UFO Existence 'Proven Beyond Reasonable Doubt', Says Former Head of Pentagon Alien Program (newsweek.com)
An anonymous reader shares a Newsweek report: The existence of UFOs had been "proved beyond reasonable doubt," according the head of the secret Pentagon program that analyzed the mysterious aircrafts. In an interview with British broadsheet The Telegraph published on Saturday, Luis Elizondo told the newspaper of the sightings, "In my opinion, if this was a court of law, we have reached the point of 'beyond reasonable doubt.'" "I hate to use the term UFO but that's what we're looking at," he added. "I think it's pretty clear this is not us, and it's not anyone else, so no one has to ask questions where they're from." Elizondo led the U.S. Defense Department's Advanced Aerospace Threat Identification Program, investigating evidence of UFOs and alien life, from 2007 to 2012, when it was shuttered.

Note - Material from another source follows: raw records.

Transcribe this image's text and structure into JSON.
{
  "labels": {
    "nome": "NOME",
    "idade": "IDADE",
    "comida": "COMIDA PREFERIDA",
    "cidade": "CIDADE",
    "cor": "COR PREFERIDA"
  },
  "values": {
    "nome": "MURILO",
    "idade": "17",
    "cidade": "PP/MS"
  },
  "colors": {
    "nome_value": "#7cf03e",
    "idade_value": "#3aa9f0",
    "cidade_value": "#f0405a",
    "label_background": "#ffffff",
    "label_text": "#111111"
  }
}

Its existence was first reported by The New York Times this month.
So they just come here and fly around? Why have they not colonized? 83k claimed sightings this year alone...and they just come and fly around.
Of course UFO's (Unidentified Flying Objects) exist! It has been proven beyond a reasonable doubt! However, there is absolutely no proof of Extra-Terrestrials piloting them.
You really should read the books on that subject, as you didn't explain the operation very well.
Hughes was the cover, the CIA made up the story.
My father worked on it, got a Presidential Commendation for his work, after it became public knowledge.
Actual undersea mining took place as part of the cover story, I still have a handful of those Manganese nodules (they look like little black and gray cauliflowers).
Assuming UFO's are aliens, why do we see so many? *We* can see enough from orbit that we don't need to fly through the atmosphere to look around. They're giving themselves away for nothing.
Declining to contact us makes sense: if they're advanced enough to get here, they're probably figured out the cultural problems that are destroying us; we'd look like a particularly poor, insane, and violent slum, and unlike us they'd know better than to try to "help." Most of our governments represent the absolute worst of us, so no mystery there.
I can't see how taking over and exploiting Earth makes sense either: if they can get here, they can get to our unexplored moons, plus the asteroid belt, which are much better for that purpose, assuming they're not after fossil fuels or agriculture. If they can get here so easily that colonization makes any sense at all they wouldn't need to wonder about us, they'd just use pesticide.
Maybe they're trying to help us survive by giving us hope? Let's hope it works, and also that they plan shoot down any armed ICBM's they see.
Really? This is hard to understand? The great white elephant that is national security has been ridden as far as it can go; it now is facing backlash (I mean, when the people you hire are unaware that the 'D.C.' abbreviation stands for 'District of Columbia,' you, as a Federal Senator / Representative / Lobbyist / etc., are on some really shaky, and potentially dangerous (to yourself) ground).
So, they are going for a new (and potentially safer, longer lasting) white elephant: space defense / security. Defense contracts that will employ hundreds of millions of people for 'threats' that may or may not exist...like certain forms of 'terrorism'...except without the accidental identification of human beings as potential targets (gotta make sure the aliens are alien enough). NASA will, no doubt, get a giant shot in the arm, to upgrade their observatories, to keep their eyes peeled for any 'strange' asteroids and what not.
Provided we don't actually encounter any aliens, or have encountered any, we are relatively safe from annihilation / self-annihilation for probably the next century. Which by then we will have a working fusion reactor, and a warp engine, and can focus on space colonization, instead of weaponization.